ISP CALEA compliance

Jared Mauch jared at
Fri May 11 16:17:04 UTC 2007

On Fri, May 11, 2007 at 10:42:14AM -0400, Jason Frisvold wrote:
>  On 5/11/07, Brandon Galbraith <brandon.galbraith at> wrote:
> > My understanding was data you had needed to be turned over when requested,
> > but CALEA provides no specification/guidance on log retention.
>  Agreed.  My understanding, to date, is that the data to be turned over
>  is data collected from the beginning of the CALEA tap.  Historical
>  data can be requested, but I'm not aware of any official legal
>  guidelines on retention time.

	CALEA is not a subscriber records type of subponea or similar.

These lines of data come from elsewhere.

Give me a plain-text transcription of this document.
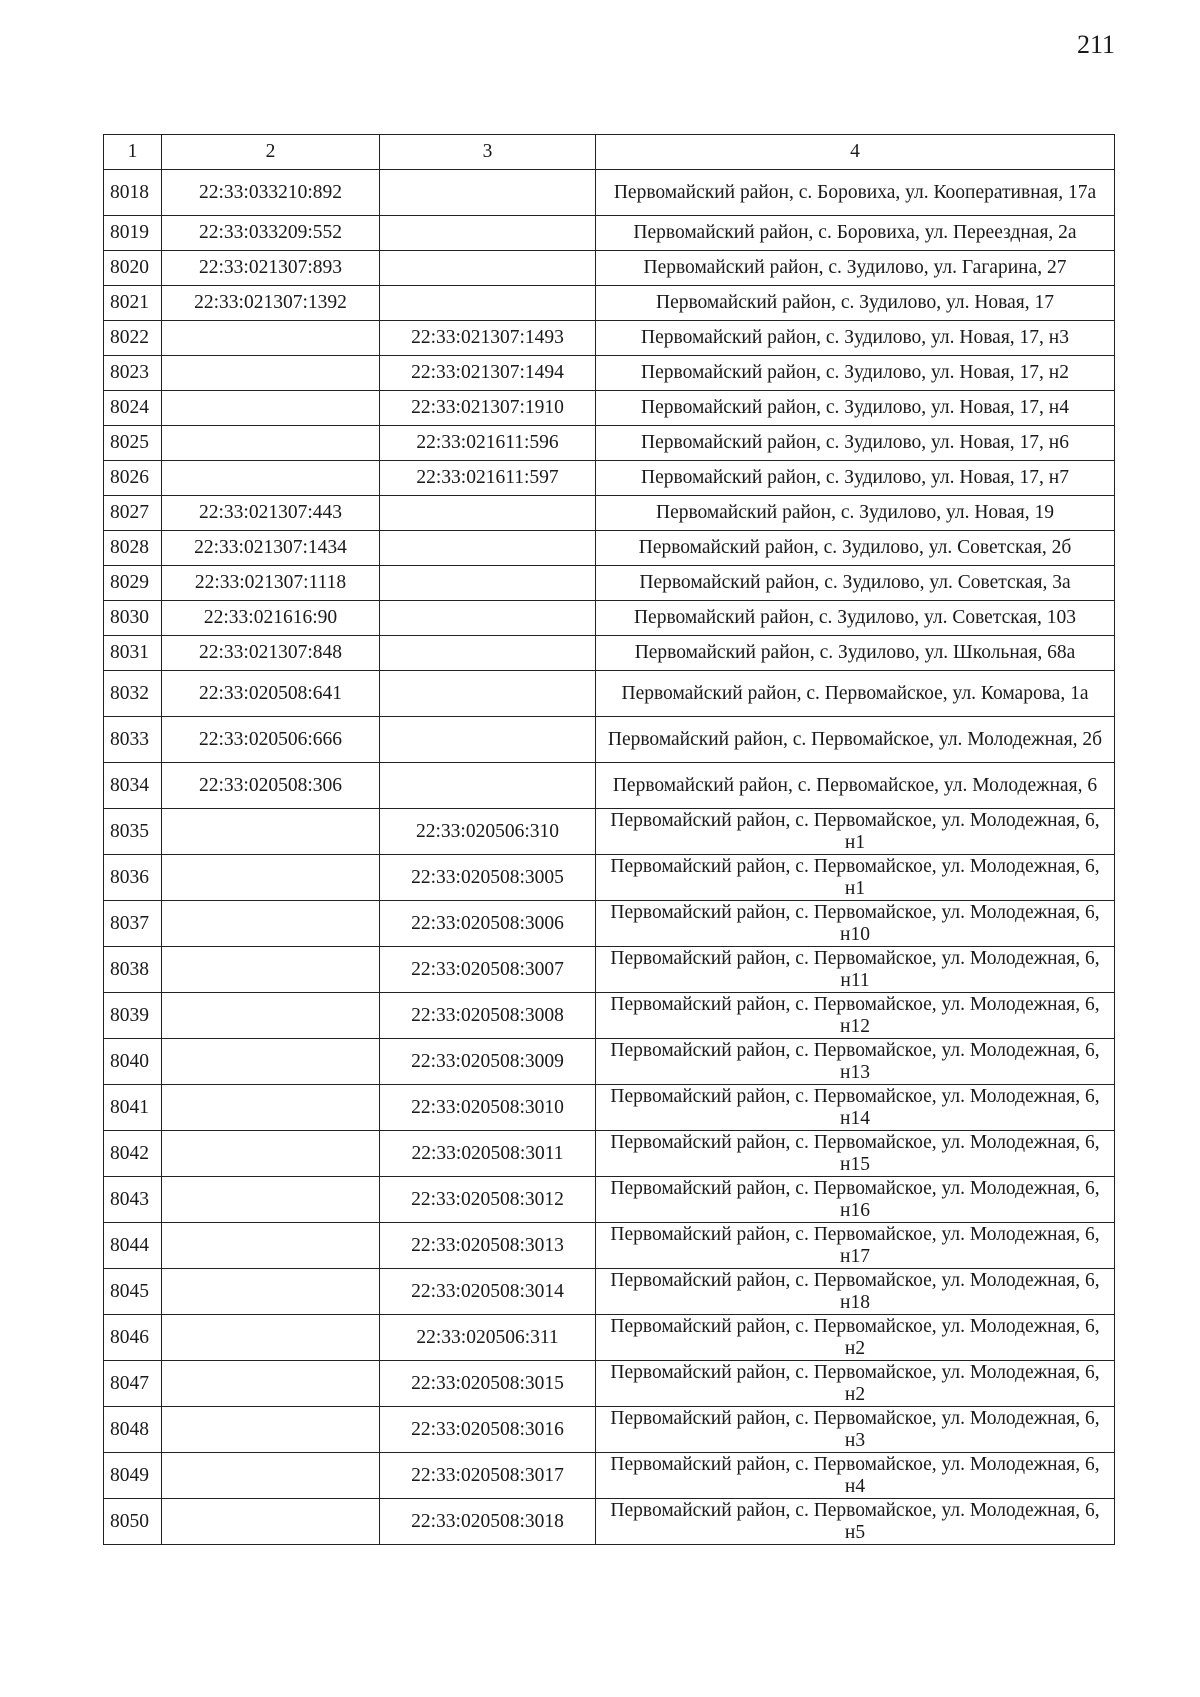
211
1	2	3	4
8018	22:33:033210:892		Первомайский район, с. Боровиха, ул. Кооперативная, 17а
8019	22:33:033209:552		Первомайский район, с. Боровиха, ул. Переездная, 2а
8020	22:33:021307:893		Первомайский район, с. Зудилово, ул. Гагарина, 27
8021	22:33:021307:1392		Первомайский район, с. Зудилово, ул. Новая, 17
8022		22:33:021307:1493	Первомайский район, с. Зудилово, ул. Новая, 17, н3
8023		22:33:021307:1494	Первомайский район, с. Зудилово, ул. Новая, 17, н2
8024		22:33:021307:1910	Первомайский район, с. Зудилово, ул. Новая, 17, н4
8025		22:33:021611:596	Первомайский район, с. Зудилово, ул. Новая, 17, н6
8026		22:33:021611:597	Первомайский район, с. Зудилово, ул. Новая, 17, н7
8027	22:33:021307:443		Первомайский район, с. Зудилово, ул. Новая, 19
8028	22:33:021307:1434		Первомайский район, с. Зудилово, ул. Советская, 2б
8029	22:33:021307:1118		Первомайский район, с. Зудилово, ул. Советская, 3а
8030	22:33:021616:90		Первомайский район, с. Зудилово, ул. Советская, 103
8031	22:33:021307:848		Первомайский район, с. Зудилово, ул. Школьная, 68а
8032	22:33:020508:641		Первомайский район, с. Первомайское, ул. Комарова, 1а
8033	22:33:020506:666		Первомайский район, с. Первомайское, ул. Молодежная, 2б
8034	22:33:020508:306		Первомайский район, с. Первомайское, ул. Молодежная, 6
8035		22:33:020506:310	Первомайский район, с. Первомайское, ул. Молодежная, 6, н1
8036		22:33:020508:3005	Первомайский район, с. Первомайское, ул. Молодежная, 6, н1
8037		22:33:020508:3006	Первомайский район, с. Первомайское, ул. Молодежная, 6, н10
8038		22:33:020508:3007	Первомайский район, с. Первомайское, ул. Молодежная, 6, н11
8039		22:33:020508:3008	Первомайский район, с. Первомайское, ул. Молодежная, 6, н12
8040		22:33:020508:3009	Первомайский район, с. Первомайское, ул. Молодежная, 6, н13
8041		22:33:020508:3010	Первомайский район, с. Первомайское, ул. Молодежная, 6, н14
8042		22:33:020508:3011	Первомайский район, с. Первомайское, ул. Молодежная, 6, н15
8043		22:33:020508:3012	Первомайский район, с. Первомайское, ул. Молодежная, 6, н16
8044		22:33:020508:3013	Первомайский район, с. Первомайское, ул. Молодежная, 6, н17
8045		22:33:020508:3014	Первомайский район, с. Первомайское, ул. Молодежная, 6, н18
8046		22:33:020506:311	Первомайский район, с. Первомайское, ул. Молодежная, 6, н2
8047		22:33:020508:3015	Первомайский район, с. Первомайское, ул. Молодежная, 6, н2
8048		22:33:020508:3016	Первомайский район, с. Первомайское, ул. Молодежная, 6, н3
8049		22:33:020508:3017	Первомайский район, с. Первомайское, ул. Молодежная, 6, н4
8050		22:33:020508:3018	Первомайский район, с. Первомайское, ул. Молодежная, 6, н5
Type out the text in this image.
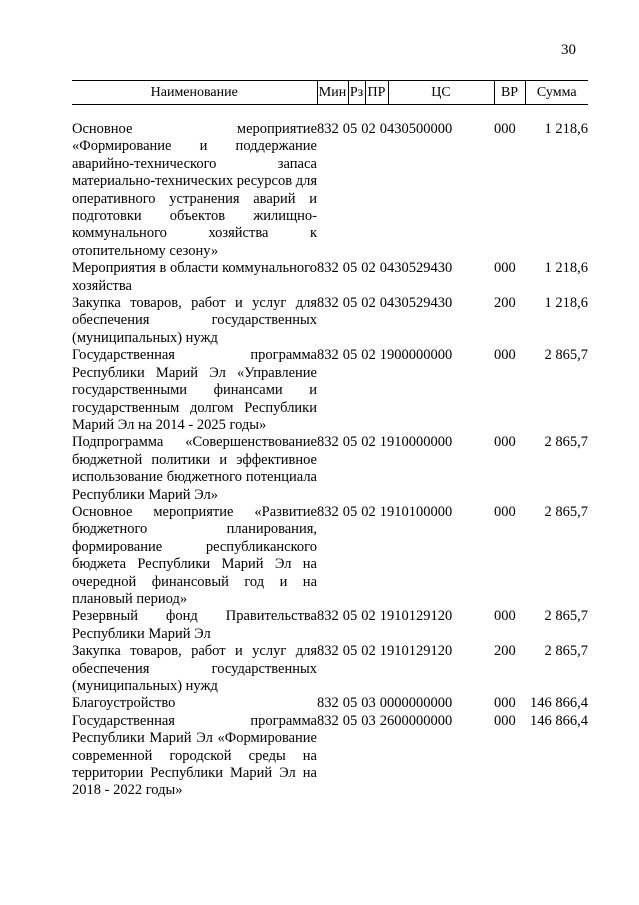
30
Наименование	Мин	Рз	ПР	ЦС	ВР	Сумма

Основное мероприятие «Формирование и поддержание аварийно-технического запаса материально-технических ресурсов для оперативного устранения аварий и подготовки объектов жилищно-коммунального хозяйства к отопительному сезону»	832 05 02 0430500000				000	1 218,6
Мероприятия в области коммунального хозяйства	832 05 02 0430529430				000	1 218,6
Закупка товаров, работ и услуг для обеспечения государственных (муниципальных) нужд	832 05 02 0430529430				200	1 218,6
Государственная программа Республики Марий Эл «Управление государственными финансами и государственным долгом Республики Марий Эл на 2014 - 2025 годы»	832 05 02 1900000000				000	2 865,7
Подпрограмма «Совершенствование бюджетной политики и эффективное использование бюджетного потенциала Республики Марий Эл»	832 05 02 1910000000				000	2 865,7
Основное мероприятие «Развитие бюджетного планирования, формирование республиканского бюджета Республики Марий Эл на очередной финансовый год и на плановый период»	832 05 02 1910100000				000	2 865,7
Резервный фонд Правительства Республики Марий Эл	832 05 02 1910129120				000	2 865,7
Закупка товаров, работ и услуг для обеспечения государственных (муниципальных) нужд	832 05 02 1910129120				200	2 865,7
Благоустройство	832 05 03 0000000000				000	146 866,4
Государственная программа Республики Марий Эл «Формирование современной городской среды на территории Республики Марий Эл на 2018 - 2022 годы»	832 05 03 2600000000				000	146 866,4
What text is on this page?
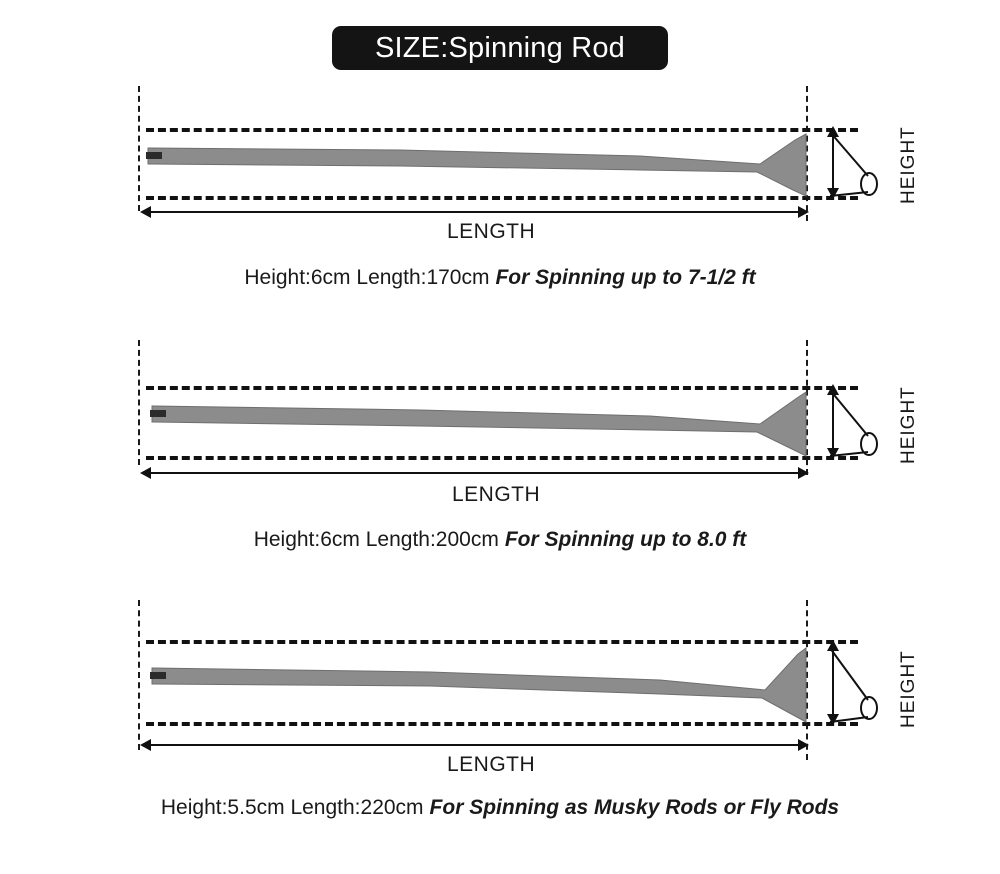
SIZE:Spinning Rod
HEIGHT
LENGTH
Height:6cm Length:170cm For Spinning up to 7-1/2 ft
HEIGHT
LENGTH
Height:6cm Length:200cm For Spinning up to 8.0 ft
HEIGHT
LENGTH
Height:5.5cm Length:220cm For Spinning as Musky Rods or Fly Rods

	I'm very concerned with the comments here that folks may come up
with an opinion that CALEA is something they don't need to pay attention
to.  You may luck out and never see a request, nor a Title III, nor
FISA, NSL, or any other lawful request.  This is not a political thing
the way some here on the list appear to be coloring it.

	We (as an industry) need to comply with a lawful request, the same
as any other industry (eg: financial services, or otherwise).  

	If you take a casual moment to read the CALEA statute, you will
notice it's a capability to perform intercepts, not logs, etc..

	If you do not have experience in dealing with court orders, when
you get one, engage some legal counsel immediately.  There are some
small things that you can inadvertently do that can either compromise
the evidence for the LEA, or possibly place your company at significant
legal risk.  I know that DoJ specifically has  trained folks about
CALEA.  Call your local FBI office.  Also CALEA isn't just a DoJ thing,
it could be your local police, state police, or otherwise.

	You will need to have the capability to relay to them (in
realtime or pseudo-realtime) via the LES protocol.  If your customer
is a 10G or 40G customer, you need to have the ability to perform
that intercept.  There is not a cutting-edge technology safe-harbor.
Your only safe-harbor for problems is "the industry standard", which
currently is interpreted for internet stuff as the T1.IAS.  You
can buy it for $185 (or $164) here:

	You really need to be talking to a mediation device provider
and/or your vendors.  They each have a lawful-intercept story.  Don't
expect any of these solutions to be elegant, as most of them use
stuff like snmp-set and other things to hide the configuration, as per
your Systems Security and Integrity Plan that you had to file already 
(you did file this, right?  as well as filing form 445 ;) not everyone 
in your company should know about the intercept.

	If there is interest, perhaps I can make a call to DoJ and
see if someone can present on CALEA at nanog in a few weeks?  (incase
the PC can accomodate them).

	- Jared

Jared Mauch  | pgp key available via finger from jared at
clue++;      |  My statements are only mine.